DippyAvocado · 16/01/2019 00:57

Quite a good summary in the NY Times here (with diagrams!) about some of the possible options now. www.nytimes.com/interactive/2019/01/15/world/europe/may-brexit-vote-fail.html

Peregrina · 16/01/2019 01:51

I don't see any point in a GE. None at all. Its just more stalemate

The only point I could see would be if it produced a result where absolutely no party whichever way the arithmetic worked, could form a government, and confidence and supply with the LibDems/DUP/ a rag tag of the minor parties didn't make it feasible either. Then they might just realise that the only way forward was a Government of National Unity. I hope too that we would have voted out some of the dead wood in Parliament.

Many posters have likened a Leave vote to Nazism, likened TM to Hitler.

I don't think many have, an odd one or two maybe. We have said that the climate is becoming like that of Nazi Germany, with xenophobia rife, treating people as 'other' and blaming them for all manner of ills.

borntobequiet · 16/01/2019 05:38

Agree with Peregrina above. Any poster on these threads who decides a personal attack on Red is in any way called for is...strange.

borntobequiet · 16/01/2019 06:24

Farming Today featuring serious people with serious worries. Also Owen Paterson being delusional.
www.bbc.co.uk/programmes/m00020zy
It seems useless to talk to politicians. I hope business is talking to unions and vice versa aiming to put real pressure on both main parties.

WickedGoodDoge · 16/01/2019 06:36

I am wary of a PV. I’m not convinced minds have changed all that much and am worried that people are fed up of it all and won’t bother to vote. I’d prefer revoke. The Govt clearly can’t deliver Brexit (and I don’t believe any Govt could as there are so many differing points of view as to what Brexi should be), therefore it shouldn’t. I know that will cause mass upset amongst leavers/the far right, but to me is the better option.

lonelyplanetmum · 16/01/2019 06:40

Agree with Born - that attacking new poster was very er strange.

I have also been pondering what RTB said There also has to be some economic pain.

People have to realise what the EU do and how it benefitted them.

In July 2016 I would not have agreed with this. I do now.

I find it interesting to look at how Leaver and Remain views have shifted in substance, if at all.

The polls give some indication of the numbers who have changed their stance in principle. So there are some indications of where we are with the 48:52 now. However polls tell us nothing about any shifts in the subtlety of the people's vision.

My observation from people I know is that the Leavers have (if anything) become more extreme and militant. The Leavers I know are still full of the same rhetoric...the EU owe us due the war, they need us, no deal is best, we're being invaded by Muslims, we can cope eating rationed raw potatoes delivered by the TA, we coped before etc etc .

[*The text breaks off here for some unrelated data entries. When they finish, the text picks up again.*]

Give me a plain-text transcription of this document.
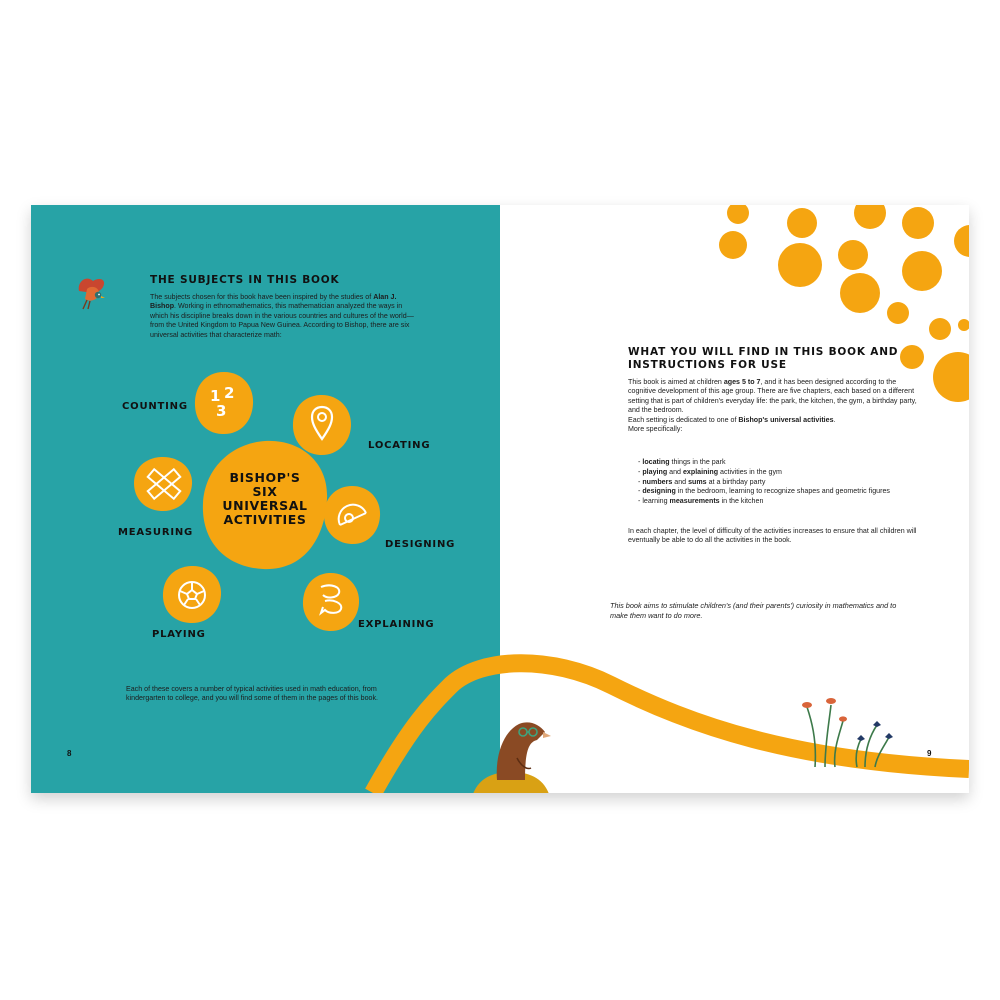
THE SUBJECTS IN THIS BOOK
The subjects chosen for this book have been inspired by the studies of Alan J. Bishop. Working in ethnomathematics, this mathematician analyzed the ways in which his discipline breaks down in the various countries and cultures of the world—from the United Kingdom to Papua New Guinea. According to Bishop, there are six universal activities that characterize math:
BISHOP'S
SIX
UNIVERSAL
ACTIVITIES
1 2
3
COUNTING
LOCATING
MEASURING
DESIGNING
PLAYING
EXPLAINING
Each of these covers a number of typical activities used in math education, from kindergarten to college, and you will find some of them in the pages of this book.
8
WHAT YOU WILL FIND IN THIS BOOK AND
INSTRUCTIONS FOR USE
This book is aimed at children ages 5 to 7, and it has been designed according to the cognitive development of this age group. There are five chapters, each based on a different setting that is part of children's everyday life: the park, the kitchen, the gym, a birthday party, and the bedroom.
Each setting is dedicated to one of Bishop's universal activities.
More specifically:
- locating things in the park
- playing and explaining activities in the gym
- numbers and sums at a birthday party
- designing in the bedroom, learning to recognize shapes and geometric figures
- learning measurements in the kitchen
In each chapter, the level of difficulty of the activities increases to ensure that all children will eventually be able to do all the activities in the book.
This book aims to stimulate children's (and their parents') curiosity in mathematics and to make them want to do more.
9
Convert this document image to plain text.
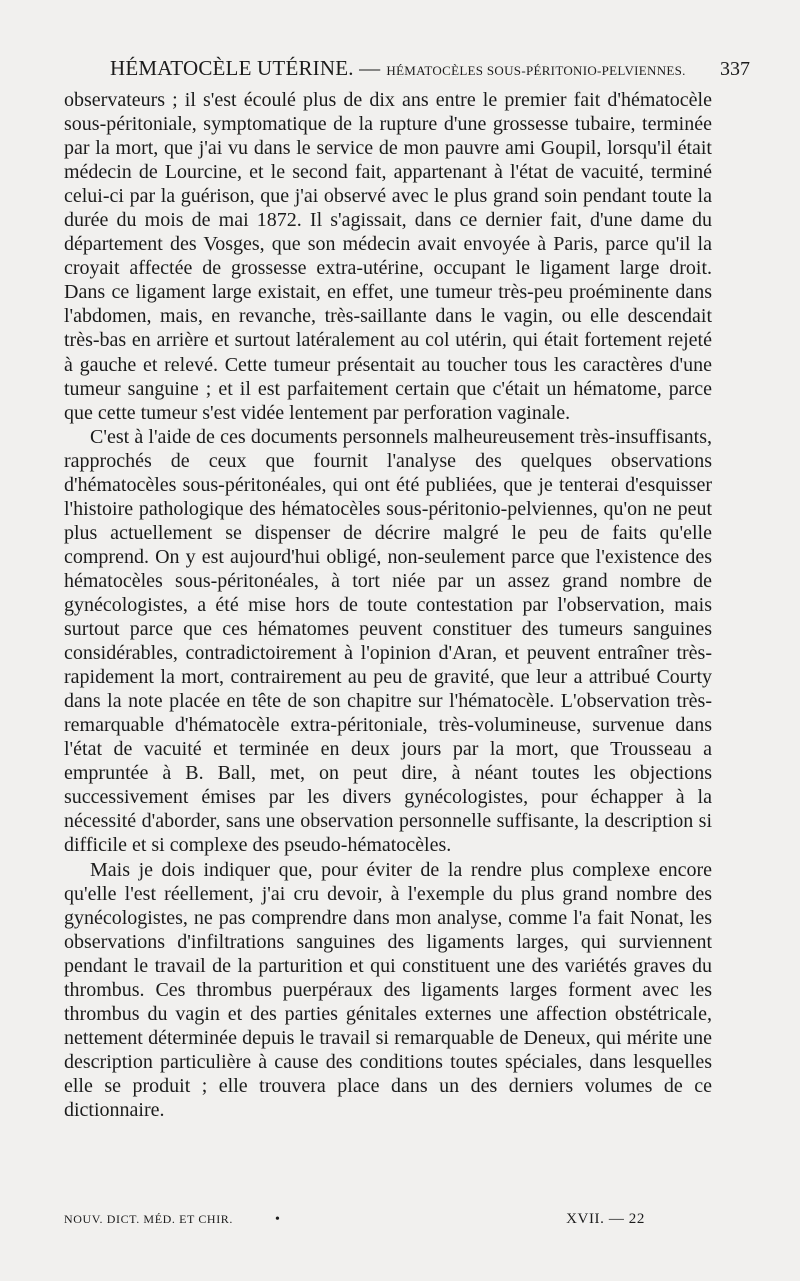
HÉMATOCÈLE UTÉRINE. — HÉMATOCÈLES SOUS-PÉRITONIO-PELVIENNES. 337

observateurs ; il s'est écoulé plus de dix ans entre le premier fait d'hématocèle sous-péritoniale, symptomatique de la rupture d'une grossesse tubaire, terminée par la mort, que j'ai vu dans le service de mon pauvre ami Goupil, lorsqu'il était médecin de Lourcine, et le second fait, appartenant à l'état de vacuité, terminé celui-ci par la guérison, que j'ai observé avec le plus grand soin pendant toute la durée du mois de mai 1872. Il s'agissait, dans ce dernier fait, d'une dame du département des Vosges, que son médecin avait envoyée à Paris, parce qu'il la croyait affectée de grossesse extra-utérine, occupant le ligament large droit. Dans ce ligament large existait, en effet, une tumeur très-peu proéminente dans l'abdomen, mais, en revanche, très-saillante dans le vagin, ou elle descendait très-bas en arrière et surtout latéralement au col utérin, qui était fortement rejeté à gauche et relevé. Cette tumeur présentait au toucher tous les caractères d'une tumeur sanguine ; et il est parfaitement certain que c'était un hématome, parce que cette tumeur s'est vidée lentement par perforation vaginale.

C'est à l'aide de ces documents personnels malheureusement très-insuffisants, rapprochés de ceux que fournit l'analyse des quelques observations d'hématocèles sous-péritonéales, qui ont été publiées, que je tenterai d'esquisser l'histoire pathologique des hématocèles sous-péritonio-pelviennes, qu'on ne peut plus actuellement se dispenser de décrire malgré le peu de faits qu'elle comprend. On y est aujourd'hui obligé, non-seulement parce que l'existence des hématocèles sous-péritonéales, à tort niée par un assez grand nombre de gynécologistes, a été mise hors de toute contestation par l'observation, mais surtout parce que ces hématomes peuvent constituer des tumeurs sanguines considérables, contradictoirement à l'opinion d'Aran, et peuvent entraîner très-rapidement la mort, contrairement au peu de gravité, que leur a attribué Courty dans la note placée en tête de son chapitre sur l'hématocèle. L'observation très-remarquable d'hématocèle extra-péritoniale, très-volumineuse, survenue dans l'état de vacuité et terminée en deux jours par la mort, que Trousseau a empruntée à B. Ball, met, on peut dire, à néant toutes les objections successivement émises par les divers gynécologistes, pour échapper à la nécessité d'aborder, sans une observation personnelle suffisante, la description si difficile et si complexe des pseudo-hématocèles.

Mais je dois indiquer que, pour éviter de la rendre plus complexe encore qu'elle l'est réellement, j'ai cru devoir, à l'exemple du plus grand nombre des gynécologistes, ne pas comprendre dans mon analyse, comme l'a fait Nonat, les observations d'infiltrations sanguines des ligaments larges, qui surviennent pendant le travail de la parturition et qui constituent une des variétés graves du thrombus. Ces thrombus puerpéraux des ligaments larges forment avec les thrombus du vagin et des parties génitales externes une affection obstétricale, nettement déterminée depuis le travail si remarquable de Deneux, qui mérite une description particulière à cause des conditions toutes spéciales, dans lesquelles elle se produit ; elle trouvera place dans un des derniers volumes de ce dictionnaire.

NOUV. DICT. MÉD. ET CHIR.	•	XVII. — 22
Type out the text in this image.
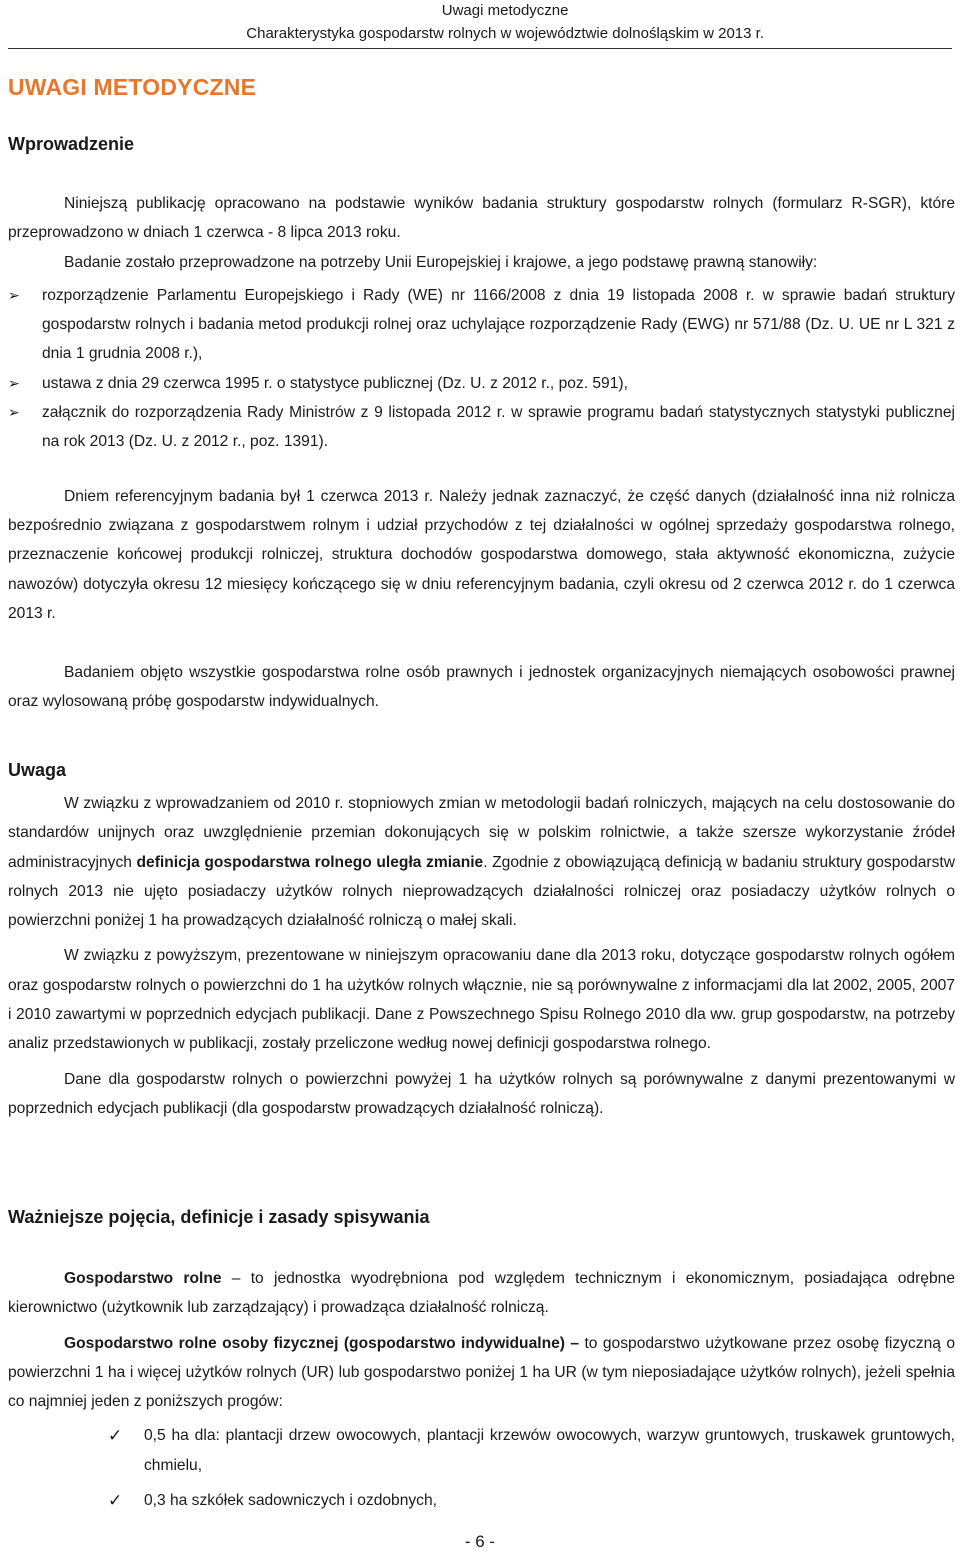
Uwagi metodyczne
Charakterystyka gospodarstw rolnych w województwie dolnośląskim w 2013 r.
UWAGI METODYCZNE
Wprowadzenie

Niniejszą publikację opracowano na podstawie wyników badania struktury gospodarstw rolnych (formularz R-SGR), które przeprowadzono w dniach 1 czerwca - 8 lipca 2013 roku.

Badanie zostało przeprowadzone na potrzeby Unii Europejskiej i krajowe, a jego podstawę prawną stanowiły:

➢ rozporządzenie Parlamentu Europejskiego i Rady (WE) nr 1166/2008 z dnia 19 listopada 2008 r. w sprawie badań struktury gospodarstw rolnych i badania metod produkcji rolnej oraz uchylające rozporządzenie Rady (EWG) nr 571/88 (Dz. U. UE nr L 321 z dnia 1 grudnia 2008 r.),
➢ ustawa z dnia 29 czerwca 1995 r. o statystyce publicznej (Dz. U. z 2012 r., poz. 591),
➢ załącznik do rozporządzenia Rady Ministrów z 9 listopada 2012 r. w sprawie programu badań statystycznych statystyki publicznej na rok 2013 (Dz. U. z 2012 r., poz. 1391).

Dniem referencyjnym badania był 1 czerwca 2013 r. Należy jednak zaznaczyć, że część danych (działalność inna niż rolnicza bezpośrednio związana z gospodarstwem rolnym i udział przychodów z tej działalności w ogólnej sprzedaży gospodarstwa rolnego, przeznaczenie końcowej produkcji rolniczej, struktura dochodów gospodarstwa domowego, stała aktywność ekonomiczna, zużycie nawozów) dotyczyła okresu 12 miesięcy kończącego się w dniu referencyjnym badania, czyli okresu od 2 czerwca 2012 r. do 1 czerwca 2013 r.

Badaniem objęto wszystkie gospodarstwa rolne osób prawnych i jednostek organizacyjnych niemających osobowości prawnej oraz wylosowaną próbę gospodarstw indywidualnych.

Uwaga

W związku z wprowadzaniem od 2010 r. stopniowych zmian w metodologii badań rolniczych, mających na celu dostosowanie do standardów unijnych oraz uwzględnienie przemian dokonujących się w polskim rolnictwie, a także szersze wykorzystanie źródeł administracyjnych definicja gospodarstwa rolnego uległa zmianie. Zgodnie z obowiązującą definicją w badaniu struktury gospodarstw rolnych 2013 nie ujęto posiadaczy użytków rolnych nieprowadzących działalności rolniczej oraz posiadaczy użytków rolnych o powierzchni poniżej 1 ha prowadzących działalność rolniczą o małej skali.

W związku z powyższym, prezentowane w niniejszym opracowaniu dane dla 2013 roku, dotyczące gospodarstw rolnych ogółem oraz gospodarstw rolnych o powierzchni do 1 ha użytków rolnych włącznie, nie są porównywalne z informacjami dla lat 2002, 2005, 2007 i 2010 zawartymi w poprzednich edycjach publikacji. Dane z Powszechnego Spisu Rolnego 2010 dla ww. grup gospodarstw, na potrzeby analiz przedstawionych w publikacji, zostały przeliczone według nowej definicji gospodarstwa rolnego.

Dane dla gospodarstw rolnych o powierzchni powyżej 1 ha użytków rolnych są porównywalne z danymi prezentowanymi w poprzednich edycjach publikacji (dla gospodarstw prowadzących działalność rolniczą).

Ważniejsze pojęcia, definicje i zasady spisywania

Gospodarstwo rolne – to jednostka wyodrębniona pod względem technicznym i ekonomicznym, posiadająca odrębne kierownictwo (użytkownik lub zarządzający) i prowadząca działalność rolniczą.

Gospodarstwo rolne osoby fizycznej (gospodarstwo indywidualne) – to gospodarstwo użytkowane przez osobę fizyczną o powierzchni 1 ha i więcej użytków rolnych (UR) lub gospodarstwo poniżej 1 ha UR (w tym nieposiadające użytków rolnych), jeżeli spełnia co najmniej jeden z poniższych progów:

✓ 0,5 ha dla: plantacji drzew owocowych, plantacji krzewów owocowych, warzyw gruntowych, truskawek gruntowych, chmielu,
✓ 0,3 ha szkółek sadowniczych i ozdobnych,
- 6 -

For this reason I don't want a PV even though I marched for it, and would still do so. Many Leavers have radicalised into no dealers.

As for Remainers have they radicalised? How have their views changed? I can only speak for myself. I'm a pretty radical extreme Remainer who sees all the benefits of the trading bloc, of the EU, but not only the economic benefits-the cultural, social, environmental and insurance policy advantages of working and being supported by a bigger community. BUT my views have shifted more than the Leavers' views have, at least those I know. I'm more worn down by their intransigence and in many cases their refusal or failure to research and understand.

Early on the talk of hubris made me research the format of Greek tragedy. I warned of hubris traditionally leading to nemesis and ultimately catharsis.

However despite being proud of coming up with this analogy two years ago I thought avoiding the nemesis was feasible; I railed against it. Now I'm afraid my view has shifted. I see nemesis as the only way to make people realise the benefits of EU membership.

If other Remainers are like me, the Leavers really have won. My original spirit is broken and theirs isn't, iyswim.